Methods: RNA-Seq was used to quantify papillary serous ovarian cancer transcriptomes. Paired end sequencing of 22 flash frozen tumors was performed. Sequence alignments were processed with the program ELAND, expression levels with ERANGE and then bioinformatically screened for secreted protein signatures. Serum
samples from women with benign and malignant pelvic masses and serial samples from women during chemotherapy regimens were measured for IGFBP-4 by ELISA. Student’s t Test, ANOVA, and ROC curves were used for statistical analysis.
Results: Insulin-like growth factor binding protein (IGFBP-4) was consistently present in the top learn more 7.5% of all expressed genes in all tumor samples. We then screened serum samples to determine if increased tumor expression correlated with serum expression. In an initial discovery set of 21 samples, IGFBP-4 levels were found to be elevated in patients, including those with early stage disease and normal CA125 levels. In a larger and independent validation set (82 controls, 78 cases),
IGFBP-4 levels were significantly increased (p < 5 x 10(-5)). IGFBP-4 levels were similar to 3x greater in women with malignant pelvic masses compared GDC-0994 order to women with benign masses. ROC sensitivity was 73% at 93% specificity (AUC 0.816). In women receiving chemotherapy, average IGFBP-4 levels were below the ROC-determined threshold and lower in NED patients compared to AWD patients.
Conclusions: P505-15 clinical trial This study, the first to our knowledge to use RNA-Seq for biomarker discovery, identified IGFBP-4 as overexpressed in ovarian cancer patients. Beyond this, these studies identified two additional intriguing findings. First, IGFBP-4 can be elevated in early stage disease without elevated CA125. Second, IGFBP-4 levels are significantly elevated with
malignant versus benign disease.

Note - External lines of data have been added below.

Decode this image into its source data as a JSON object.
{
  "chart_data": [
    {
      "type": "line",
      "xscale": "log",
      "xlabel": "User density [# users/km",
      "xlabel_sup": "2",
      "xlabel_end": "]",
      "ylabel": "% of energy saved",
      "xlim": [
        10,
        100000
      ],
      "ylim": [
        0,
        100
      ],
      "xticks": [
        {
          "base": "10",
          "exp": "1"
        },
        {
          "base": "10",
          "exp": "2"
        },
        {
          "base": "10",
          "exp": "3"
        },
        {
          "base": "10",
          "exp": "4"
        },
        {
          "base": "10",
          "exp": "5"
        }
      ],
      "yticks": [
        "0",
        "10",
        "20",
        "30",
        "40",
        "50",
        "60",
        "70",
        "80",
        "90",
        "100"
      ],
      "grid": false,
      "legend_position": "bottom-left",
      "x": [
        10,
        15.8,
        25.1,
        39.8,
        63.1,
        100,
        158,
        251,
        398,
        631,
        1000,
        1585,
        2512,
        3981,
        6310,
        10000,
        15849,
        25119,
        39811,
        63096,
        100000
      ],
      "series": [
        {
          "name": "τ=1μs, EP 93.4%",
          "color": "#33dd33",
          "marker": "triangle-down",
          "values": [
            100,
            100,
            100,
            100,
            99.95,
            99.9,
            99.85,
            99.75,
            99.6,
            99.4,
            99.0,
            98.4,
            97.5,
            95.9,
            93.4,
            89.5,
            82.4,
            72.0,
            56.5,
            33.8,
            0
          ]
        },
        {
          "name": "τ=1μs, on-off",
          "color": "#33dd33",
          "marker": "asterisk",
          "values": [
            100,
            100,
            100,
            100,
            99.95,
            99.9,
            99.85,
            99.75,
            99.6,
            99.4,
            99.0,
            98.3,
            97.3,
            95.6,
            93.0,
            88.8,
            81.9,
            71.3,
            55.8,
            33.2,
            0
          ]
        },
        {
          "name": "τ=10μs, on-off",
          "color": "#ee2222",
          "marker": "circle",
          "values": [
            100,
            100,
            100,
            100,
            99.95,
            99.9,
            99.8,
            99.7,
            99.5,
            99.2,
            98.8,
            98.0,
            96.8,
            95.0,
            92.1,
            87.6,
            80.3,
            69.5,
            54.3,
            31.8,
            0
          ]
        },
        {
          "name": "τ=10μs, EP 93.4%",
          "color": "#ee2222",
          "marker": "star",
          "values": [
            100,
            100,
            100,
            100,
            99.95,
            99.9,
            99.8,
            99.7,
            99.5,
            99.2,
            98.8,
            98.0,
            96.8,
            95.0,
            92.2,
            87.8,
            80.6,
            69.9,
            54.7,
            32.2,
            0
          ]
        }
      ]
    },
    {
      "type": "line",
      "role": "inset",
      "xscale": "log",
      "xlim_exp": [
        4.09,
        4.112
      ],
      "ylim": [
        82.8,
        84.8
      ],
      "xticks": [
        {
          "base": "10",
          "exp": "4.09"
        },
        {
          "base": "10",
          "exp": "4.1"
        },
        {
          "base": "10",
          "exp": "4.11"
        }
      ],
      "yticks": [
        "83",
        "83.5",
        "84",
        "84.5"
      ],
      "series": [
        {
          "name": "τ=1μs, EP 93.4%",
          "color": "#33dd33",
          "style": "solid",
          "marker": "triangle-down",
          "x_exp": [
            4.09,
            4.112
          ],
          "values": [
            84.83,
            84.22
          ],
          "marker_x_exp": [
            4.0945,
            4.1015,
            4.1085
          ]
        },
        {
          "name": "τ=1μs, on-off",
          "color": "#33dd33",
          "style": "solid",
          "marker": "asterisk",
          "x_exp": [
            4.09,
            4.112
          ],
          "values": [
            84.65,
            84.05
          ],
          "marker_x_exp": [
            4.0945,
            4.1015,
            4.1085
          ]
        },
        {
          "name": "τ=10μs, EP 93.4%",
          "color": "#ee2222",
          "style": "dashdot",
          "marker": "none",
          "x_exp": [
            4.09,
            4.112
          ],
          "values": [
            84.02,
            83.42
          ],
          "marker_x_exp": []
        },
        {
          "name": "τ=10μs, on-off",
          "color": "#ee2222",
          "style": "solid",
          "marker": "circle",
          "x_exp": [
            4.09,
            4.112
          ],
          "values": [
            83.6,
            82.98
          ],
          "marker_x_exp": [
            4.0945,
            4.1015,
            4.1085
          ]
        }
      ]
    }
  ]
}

These findings provide the rationale for future validation studies.”
“BACKGROUND: Mesenteric ischemia and reperfusion (I/R) syndrome (MIRS) has been considered a clinicopathologic entity associated with a variety of clinically severe conditions with decreased intestinal blood flow and has been known to induce I/R damage in various organs. Sirolimus (SRL), a macrolide antibiotic isolated from a strain of Streptomyces hygroscopicus, is a potent and nonnephrotoxic immunosuppressant.
OBJECTIVE: This study was designed to investigate the potential impact of sirolimus on MIRS-induced I/R damage in renal, intestinal, pulmonary, and hepatic tissues in an experimental rat model.
METHODS: Twenty-four male Sprague-Dawley rats, aged 6 to 8 weeks and weighing 280 (+/- 20 g), were studied.